VI.
(The propitiatory blood, etc., [358]p. 566.)
The peril of confounding the early use of this idea of propitiation with the mediaeval theory, which is quite another, is well pointed out and enforced by Burbidge. 1 The primitive writers and the ancient liturgies "do not regard the Eucharist as being itself a propitiatory offering," but it is the perpetual pleading of the blood of propitiation once offered. Thus St. Chrysostom: "We do not offer another sacrifice, but always the same." So far, his words might be quoted to favour the Middle-Age doctrine; but he guards himself, and adds: 2 "or, rather, we make a memorial of the sacrifice."
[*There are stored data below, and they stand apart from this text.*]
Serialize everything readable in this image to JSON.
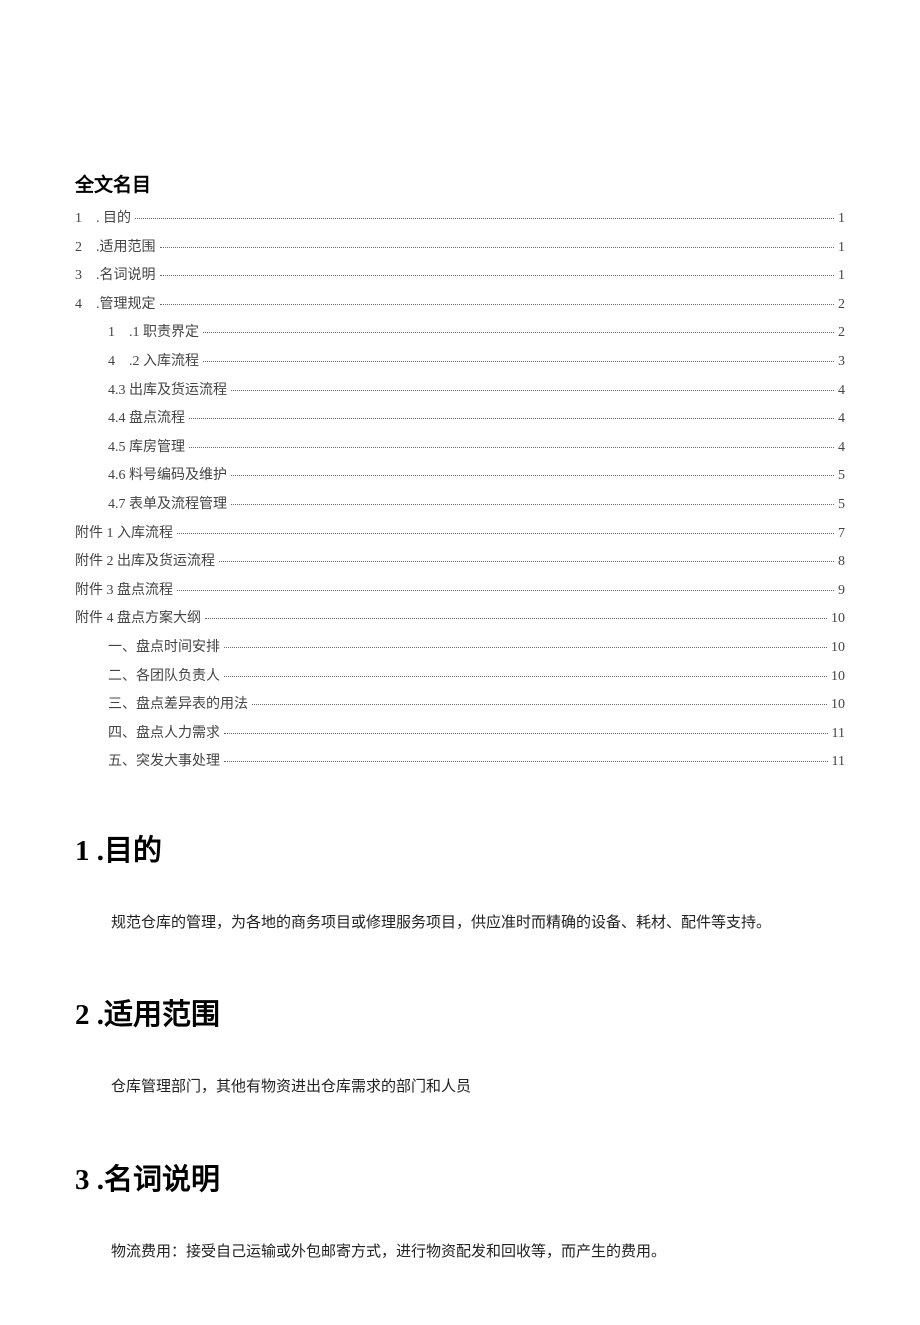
{
  "toc": {
    "title": "全文名目",
    "entries": [
      {
        "label": "1 . 目的",
        "page": "1",
        "indent": 0
      },
      {
        "label": "2 .适用范围",
        "page": "1",
        "indent": 0
      },
      {
        "label": "3 .名词说明",
        "page": "1",
        "indent": 0
      },
      {
        "label": "4 .管理规定",
        "page": "2",
        "indent": 0
      },
      {
        "label": "1 .1 职责界定",
        "page": "2",
        "indent": 1
      },
      {
        "label": "4 .2 入库流程",
        "page": "3",
        "indent": 1
      },
      {
        "label": "4.3 出库及货运流程",
        "page": "4",
        "indent": 1
      },
      {
        "label": "4.4 盘点流程",
        "page": "4",
        "indent": 1
      },
      {
        "label": "4.5 库房管理",
        "page": "4",
        "indent": 1
      },
      {
        "label": "4.6 料号编码及维护",
        "page": "5",
        "indent": 1
      },
      {
        "label": "4.7 表单及流程管理",
        "page": "5",
        "indent": 1
      },
      {
        "label": "附件 1 入库流程",
        "page": "7",
        "indent": 0
      },
      {
        "label": "附件 2 出库及货运流程",
        "page": "8",
        "indent": 0
      },
      {
        "label": "附件 3 盘点流程",
        "page": "9",
        "indent": 0
      },
      {
        "label": "附件 4 盘点方案大纲",
        "page": "10",
        "indent": 0
      },
      {
        "label": "一、盘点时间安排",
        "page": "10",
        "indent": 1
      },
      {
        "label": "二、各团队负责人",
        "page": "10",
        "indent": 1
      },
      {
        "label": "三、盘点差异表的用法",
        "page": "10",
        "indent": 1
      },
      {
        "label": "四、盘点人力需求",
        "page": "11",
        "indent": 1
      },
      {
        "label": "五、突发大事处理",
        "page": "11",
        "indent": 1
      }
    ]
  },
  "sections": [
    {
      "heading_num": "1",
      "heading_sep": ".",
      "heading_text": "目的",
      "body": "规范仓库的管理，为各地的商务项目或修理服务项目，供应准时而精确的设备、耗材、配件等支持。"
    },
    {
      "heading_num": "2",
      "heading_sep": ".",
      "heading_text": "适用范围",
      "body": "仓库管理部门，其他有物资进出仓库需求的部门和人员"
    },
    {
      "heading_num": "3",
      "heading_sep": ".",
      "heading_text": "名词说明",
      "body": "物流费用：接受自己运输或外包邮寄方式，进行物资配发和回收等，而产生的费用。"
    }
  ]
}
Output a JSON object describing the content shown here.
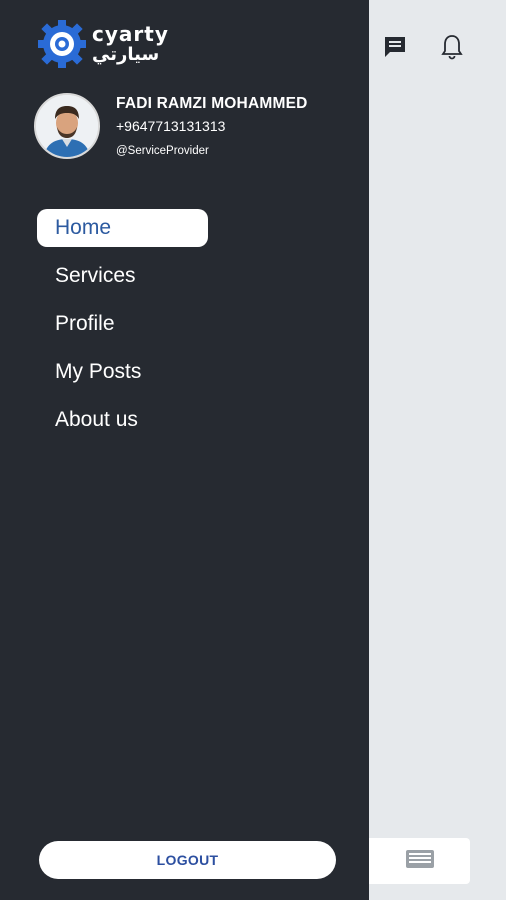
{
  "app": {
    "logo_text_en": "cyarty",
    "logo_text_ar": "سيارتي"
  },
  "profile": {
    "name": "FADI RAMZI MOHAMMED",
    "phone": "+9647713131313",
    "role": "@ServiceProvider"
  },
  "nav": {
    "items": [
      {
        "label": "Home",
        "active": true
      },
      {
        "label": "Services",
        "active": false
      },
      {
        "label": "Profile",
        "active": false
      },
      {
        "label": "My Posts",
        "active": false
      },
      {
        "label": "About us",
        "active": false
      }
    ]
  },
  "logout_label": "LOGOUT",
  "icons": {
    "chat": "chat-icon",
    "bell": "bell-icon",
    "list": "list-icon"
  },
  "colors": {
    "drawer_bg": "#262a31",
    "accent_blue": "#2c5aa0",
    "page_bg": "#e6e9ec"
  }
}
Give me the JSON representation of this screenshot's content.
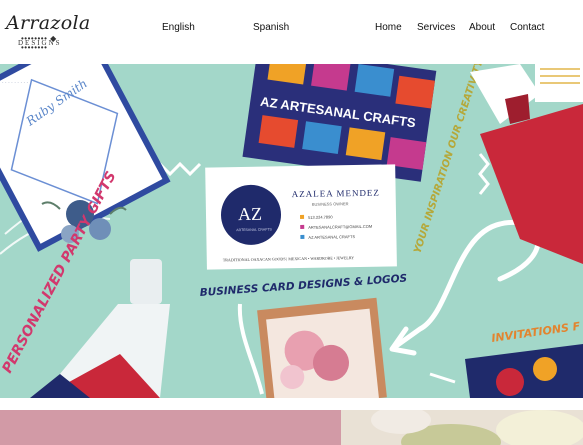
{
  "logo": {
    "script": "Arrazola",
    "dots": "•••••••• ◆ ••••••••",
    "sub": "DESIGNS"
  },
  "language": {
    "english": "English",
    "spanish": "Spanish"
  },
  "nav": {
    "home": "Home",
    "services": "Services",
    "about": "About",
    "contact": "Contact"
  },
  "hero": {
    "card_brand": "AZ ARTESANAL CRAFTS",
    "monogram": "AZ",
    "monogram_sub": "ARTESANAL CRAFTS",
    "owner_name": "AZALEA MENDEZ",
    "owner_title": "BUSINESS OWNER",
    "phone": "513.224.7890",
    "email": "ARTESANALCRAFT@GMAIL.COM",
    "social": "AZ ARTESANAL CRAFTS",
    "card_footer": "TRADITIONAL OAXACAN GOODS | MEXICAN • WARDROBE • JEWELRY",
    "label_gifts": "PERSONALIZED PARTY GIFTS",
    "label_cards": "BUSINESS CARD DESIGNS & LOGOS",
    "label_inspiration": "YOUR INSPIRATION OUR CREATIVITY",
    "label_invites": "INVITATIONS F",
    "invite_name": "Ruby Smith"
  },
  "colors": {
    "hero_bg": "#a3d7c9",
    "pink_block": "#d29aa6",
    "navy": "#1f2a6b",
    "red": "#c9283a"
  }
}
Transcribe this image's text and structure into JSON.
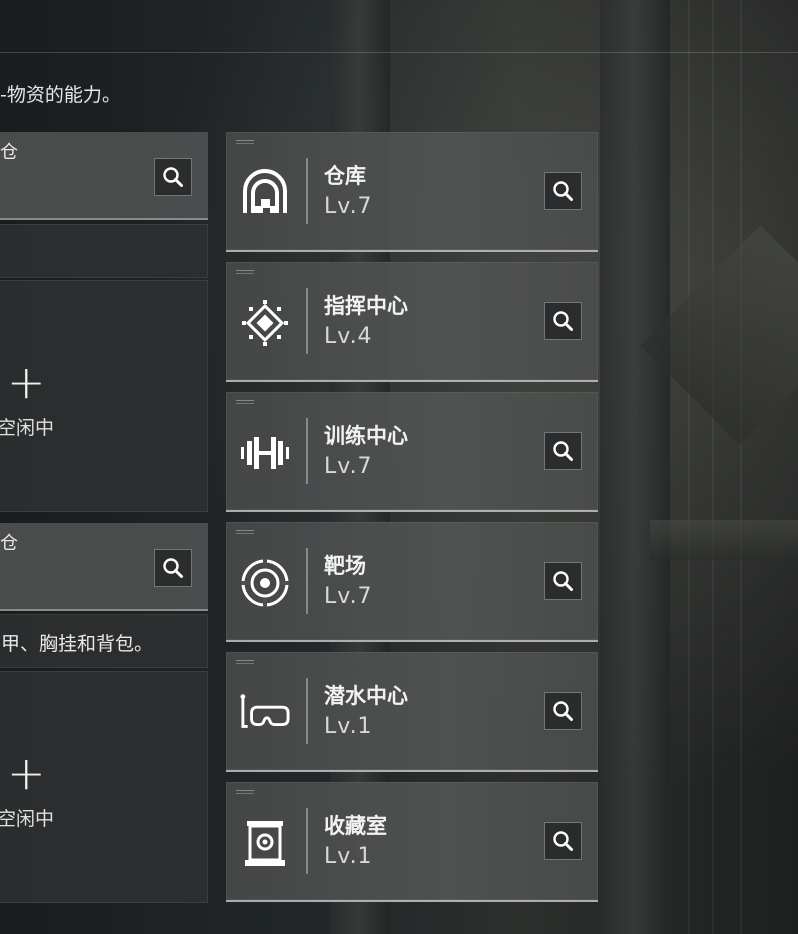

The rhetoric of the liturgies and of the Fathers was unhappily made into the logic of the Schoolmen, and hence the stupendous system of propitiatory Masses, with Masses for the dead, and that traffic in Masses which so fearfully defiles the priesthood of Western Europe and the Spanish and Portuguese colonies in America. In vain does the pious Hirscher complain: 3 "The rich, then, are the happy sinners in this respect: they can buy innumerable Masses, and establish them in perpetuity; their privileges have no limit, and their advantages over the poor extend through all eternity." His book was put into the Index (Acts xvi. 19, xix. 27), but it was never answered.